I have a program that the user can save the output session to a text file. This works fine, but when I try to save the file to a location such as C:\, it shows an error dialog saying:
You don't have permission to save to this location. Contact the administrator to obtain permission. Would you like to save to the Documents folder instead?
When I click no, thinking it would just cancel the operation, my application crashes.
I do not want my application to require administrative privileges, but how, when attempting to save the file, do I ask the user to provide privileges (such as bring up the UAC dialog, and if required provide authentication). If the user cannot provide the permissions I would like to just stay on the Save File Dialog until the user either picks a location they have permission to save to, or presses cancel. I do not really want the permission to be asked for when the program starts, just when the user saves the file to a location they need permission for.
By the way I am currently logged in as administrator when running my application, it’s the only account on my computer running Windows Vista.
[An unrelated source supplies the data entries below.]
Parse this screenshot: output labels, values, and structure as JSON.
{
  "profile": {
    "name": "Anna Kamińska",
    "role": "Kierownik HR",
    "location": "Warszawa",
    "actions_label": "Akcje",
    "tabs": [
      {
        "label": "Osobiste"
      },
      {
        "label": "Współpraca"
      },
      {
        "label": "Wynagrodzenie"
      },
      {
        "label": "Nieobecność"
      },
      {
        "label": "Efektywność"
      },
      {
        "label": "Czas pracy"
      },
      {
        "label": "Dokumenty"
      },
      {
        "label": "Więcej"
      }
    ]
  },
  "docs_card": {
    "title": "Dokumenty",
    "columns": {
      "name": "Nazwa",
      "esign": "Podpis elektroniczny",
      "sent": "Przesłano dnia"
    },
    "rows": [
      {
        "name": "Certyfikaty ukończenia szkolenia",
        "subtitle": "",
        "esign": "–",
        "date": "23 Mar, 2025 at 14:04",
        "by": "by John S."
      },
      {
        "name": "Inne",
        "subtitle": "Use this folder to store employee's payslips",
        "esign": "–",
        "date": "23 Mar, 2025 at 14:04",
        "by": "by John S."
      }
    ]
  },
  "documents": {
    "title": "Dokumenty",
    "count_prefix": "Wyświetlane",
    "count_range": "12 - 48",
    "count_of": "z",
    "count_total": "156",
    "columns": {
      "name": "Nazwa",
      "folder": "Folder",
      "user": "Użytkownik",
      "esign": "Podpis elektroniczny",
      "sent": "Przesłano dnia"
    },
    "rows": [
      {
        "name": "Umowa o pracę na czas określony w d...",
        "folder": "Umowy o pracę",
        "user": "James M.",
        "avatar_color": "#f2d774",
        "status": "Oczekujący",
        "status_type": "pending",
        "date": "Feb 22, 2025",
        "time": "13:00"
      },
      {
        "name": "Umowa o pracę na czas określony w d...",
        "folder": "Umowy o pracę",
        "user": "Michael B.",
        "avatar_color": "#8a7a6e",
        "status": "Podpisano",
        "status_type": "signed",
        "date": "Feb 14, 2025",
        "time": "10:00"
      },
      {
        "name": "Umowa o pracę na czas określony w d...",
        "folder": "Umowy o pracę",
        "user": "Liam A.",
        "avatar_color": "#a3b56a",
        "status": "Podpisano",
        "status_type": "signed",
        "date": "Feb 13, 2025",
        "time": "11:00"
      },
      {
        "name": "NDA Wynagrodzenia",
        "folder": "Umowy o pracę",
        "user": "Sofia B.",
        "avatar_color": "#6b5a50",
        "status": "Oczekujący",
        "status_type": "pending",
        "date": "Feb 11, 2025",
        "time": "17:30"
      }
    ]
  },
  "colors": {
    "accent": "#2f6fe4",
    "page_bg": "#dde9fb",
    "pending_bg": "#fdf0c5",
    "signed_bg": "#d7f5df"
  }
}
Applications elevate only at startup. To simulate “getting UAC privs while running and only if needed” you actually need to partition your app so that it launches a second process (for example, to write to the file) and this process might be launched elevated. You can do this, but it’s a lot of work for little or no benefit.
The whole point of UAC is to change the way users and applications treat the hard drive. The root of C is not a smart place to write things. Use AppData, or Documents, or create your own folder like C:\MySpecialApp (add the path to a config file) and write there. If you insist on writing to the root of C, then you require admin privs which doesn’t make much sense.